Senate Republicans are lambasting an offer by Democrats to extend Affordable Care Act (ACA) subsidies for one year as part of a deal to reopen the government, arguing there is little to no appetite for such an agreement.
Multiple members of the Senate GOP were quick to pan the proposal — which Senate Minority Leader Chuck Schumer (D-N.Y.) had offered on the Senate floor just hours earlier and which includes a short-term funding stopgap, an attached three-bill “minibus” and the extension of tax credits — as unserious.
“It’s terrible,” said Sen. Lindsey Graham (R-S.C.), who was on the way to a Senate GOP conference meeting to discuss the path forward.
“The five largest health care companies in America have had a 1000 percent increase in their stock prices since 2010. We’re flooding these people with money that’s creating inflation,” Graham continued. “The program is broken and I’m not going to keep giving hundreds of billions of dollars to insurance companies.”
Schumer announced the proposal the day after bipartisan talks that had been ongoing this week fell apart.
A group of moderate Democrats were nearing a deal with Republicans that included a stopgap spending bill, an attached minibus and a commitment to hold a vote on a bill to extend ACA subsidies by a certain date.
Negotiators, however, began singing a different tune early Thursday afternoon as they indicated a deal was not close. That was followed by a Democratic caucus meeting that led the party to seek more concessions from Republicans.
Led by the one-year ACA tax credits extension, the new offer was rejected swiftly by the GOP.
“Everybody who follows this knows that’s a non-starter,” said Senate Majority Leader John Thune (R-S.D.). “There is no way.
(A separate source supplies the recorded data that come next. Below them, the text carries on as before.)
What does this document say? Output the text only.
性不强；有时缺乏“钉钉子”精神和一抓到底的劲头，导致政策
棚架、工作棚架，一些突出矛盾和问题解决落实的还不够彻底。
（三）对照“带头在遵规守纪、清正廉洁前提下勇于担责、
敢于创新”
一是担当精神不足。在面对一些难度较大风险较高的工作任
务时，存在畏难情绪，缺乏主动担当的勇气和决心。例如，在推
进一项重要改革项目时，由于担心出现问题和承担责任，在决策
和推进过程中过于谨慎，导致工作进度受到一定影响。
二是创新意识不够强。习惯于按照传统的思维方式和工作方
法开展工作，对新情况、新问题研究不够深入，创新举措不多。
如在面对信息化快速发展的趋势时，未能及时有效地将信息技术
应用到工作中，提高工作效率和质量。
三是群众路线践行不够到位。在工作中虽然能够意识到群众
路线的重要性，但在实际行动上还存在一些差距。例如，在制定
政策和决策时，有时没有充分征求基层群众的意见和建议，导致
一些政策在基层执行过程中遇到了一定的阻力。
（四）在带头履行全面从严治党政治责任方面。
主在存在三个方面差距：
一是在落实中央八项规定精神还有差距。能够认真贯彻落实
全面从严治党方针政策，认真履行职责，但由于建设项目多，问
The ObamaCare extension is the negotiation. That’s what we’re going to negotiate once the government opens up.”
“A one-year extension along the lines of what they’re suggesting … it just doesn’t even get close,” Thune said, adding that the Democratic offer also does not include protections for the Hyde Amendment, which bars the use of federal funds to pay for abortions.
Thune said that Democrats are “feeling the heat” with this proposal.
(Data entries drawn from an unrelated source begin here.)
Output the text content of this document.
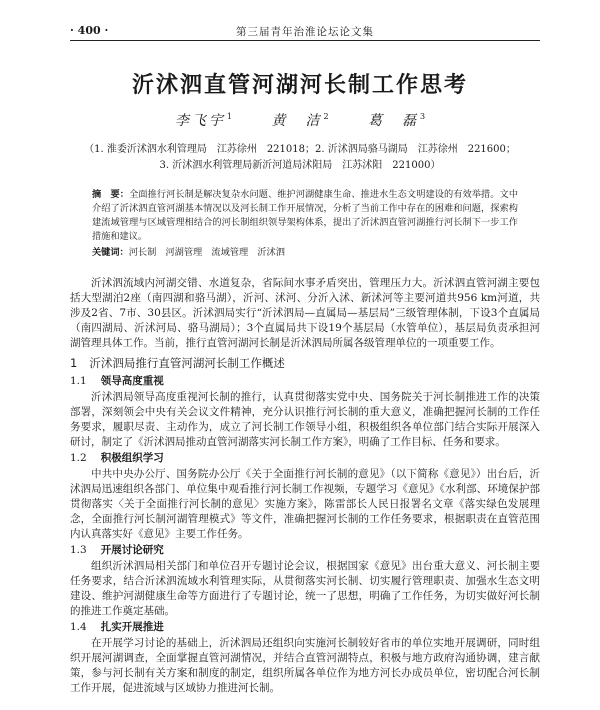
· 400 ·	第三届青年治淮论坛论文集
沂沭泗直管河湖河长制工作思考
李飞宇$^1$	黄　洁$^2$	葛　磊$^3$
（1. 淮委沂沭泗水利管理局　江苏徐州　221018；2. 沂沭泗局骆马湖局　江苏徐州　221600；
3. 沂沭泗水利管理局新沂河道局沭阳局　江苏沭阳　221000）
摘　要：全面推行河长制是解决复杂水问题、维护河湖健康生命、推进水生态文明建设的有效举措。文中介绍了沂沭泗直管河湖基本情况以及河长制工作开展情况，分析了当前工作中存在的困难和问题，探索构建流域管理与区域管理相结合的河长制组织领导架构体系，提出了沂沭泗直管河湖推行河长制下一步工作措施和建议。
关键词：河长制　河湖管理　流域管理　沂沭泗

沂沭泗流域内河湖交错、水道复杂，省际间水事矛盾突出，管理压力大。沂沭泗直管河湖主要包括大型湖泊2座（南四湖和骆马湖），沂河、沭河、分沂入沭、新沭河等主要河道共956 km河道，共涉及2省、7市、30县区。沂沭泗局实行“沂沭泗局—直属局—基层局”三级管理体制，下设3个直属局（南四湖局、沂沭河局、骆马湖局）；3个直属局共下设19个基层局（水管单位），基层局负责承担河湖管理具体工作。当前，推行直管河湖河长制是沂沭泗局所属各级管理单位的一项重要工作。

1 沂沭泗局推行直管河湖河长制工作概述
1.1 领导高度重视

沂沭泗局领导高度重视河长制的推行，认真贯彻落实党中央、国务院关于河长制推进工作的决策部署，深刻领会中央有关会议文件精神，充分认识推行河长制的重大意义，准确把握河长制的工作任务要求，履职尽责、主动作为，成立了河长制工作领导小组，积极组织各单位部门结合实际开展深入研讨，制定了《沂沭泗局推动直管河湖落实河长制工作方案》，明确了工作目标、任务和要求。

1.2 积极组织学习

中共中央办公厅、国务院办公厅《关于全面推行河长制的意见》（以下简称《意见》）出台后，沂沭泗局迅速组织各部门、单位集中观看推行河长制工作视频，专题学习《意见》《水利部、环境保护部贯彻落实〈关于全面推行河长制的意见〉实施方案》，陈雷部长人民日报署名文章《落实绿色发展理念，全面推行河长制河湖管理模式》等文件，准确把握河长制的工作任务要求，根据职责在直管范围内认真落实好《意见》主要工作任务。

1.3 开展讨论研究

组织沂沭泗局相关部门和单位召开专题讨论会议，根据国家《意见》出台重大意义、河长制主要任务要求，结合沂沭泗流域水利管理实际，从贯彻落实河长制、切实履行管理职责、加强水生态文明建设、维护河湖健康生命等方面进行了专题讨论，统一了思想，明确了工作任务，为切实做好河长制的推进工作奠定基础。

1.4 扎实开展推进

在开展学习讨论的基础上，沂沭泗局还组织向实施河长制较好省市的单位实地开展调研，同时组织开展河湖调查，全面掌握直管河湖情况，并结合直管河湖特点，积极与地方政府沟通协调，建言献策，参与河长制有关方案和制度的制定，组织所属各单位作为地方河长办成员单位，密切配合河长制工作开展，促进流域与区域协力推进河长制。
The Democratic proposal also came days after the party saw massive wins at the ballot box that opened up a fissure for Republicans and encouraged Democrats to dig in.
President Trump on Wednesday declared that the shutdown hurt the GOP in the elections, buoying progressives to keep up the fight for a subsidy extension with Republicans seemingly on the back foot.
Progressives also were not in favor of the deal at the center of bipartisan talks, having insisted that they want an outcome on the tax credits rather than a process that would include a likely failed vote.